Cascade Attribute Network: Decomposing Reinforcement Learning Control Policies using Hierarchical Neural Networks
This addresses the problem of policy reusability in practical automation applications, though it appears incremental as it builds on existing hierarchical neural network approaches.
The paper tackles the challenge of reusing pretrained reinforcement learning policies across similar automation tasks by proposing a cascade attribute network (CAN) that decomposes control policies into hierarchical attribute modules. The method achieved zero-shot ideal control policies for multi-attribute robot tasks by directly assembling these modules.

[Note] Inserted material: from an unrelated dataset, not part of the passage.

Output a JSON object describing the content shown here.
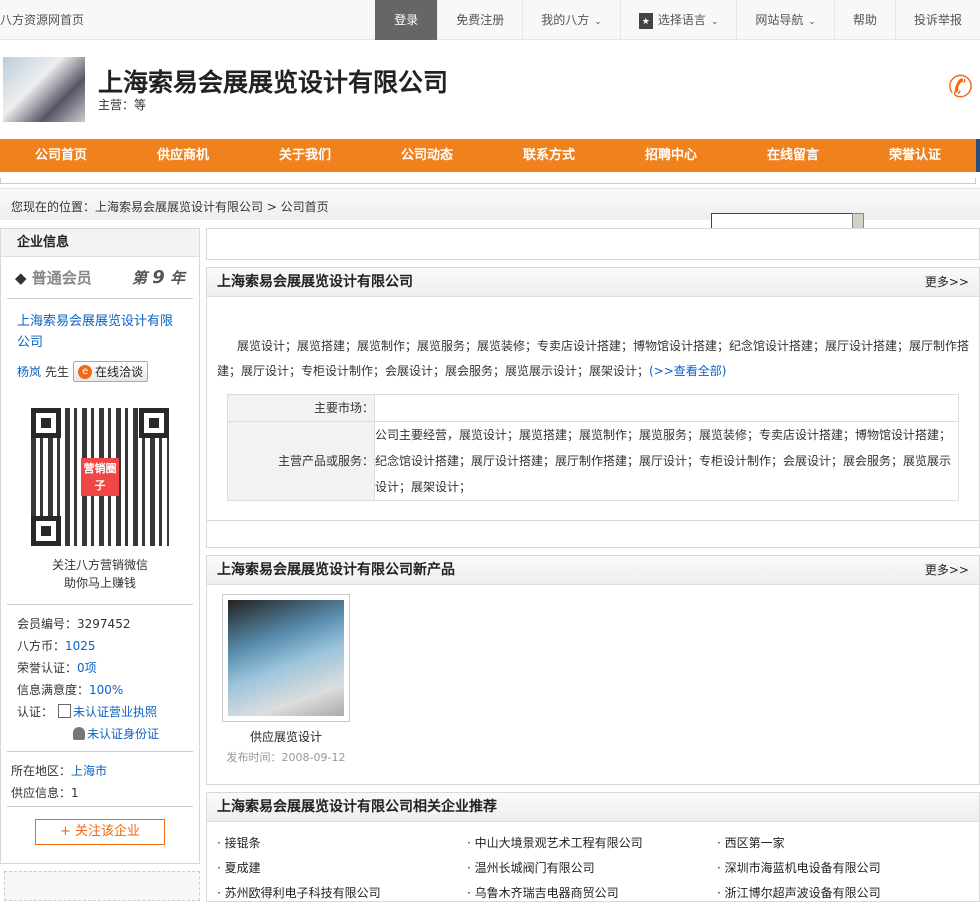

Reinforcement learning methods have been developed to achieve great success in training control policies in various automation tasks. However, a main challenge of the wider application of reinforcement learning in practical automation is that the training process is hard and the pretrained policy networks are hardly reusable in other similar cases. To address this problem, we propose the cascade attribute network (CAN), which utilizes its hierarchical structure to decompose a complicated control policy in terms of the requirement constraints, which we call attributes, encoded in the control tasks. We validated the effectiveness of our proposed method on two robot control scenarios with various add-on attributes. For some control tasks with more than one add-on attribute attribute, by directly assembling the attribute modules in cascade, the CAN can provide ideal control policies in a zero-shot manner.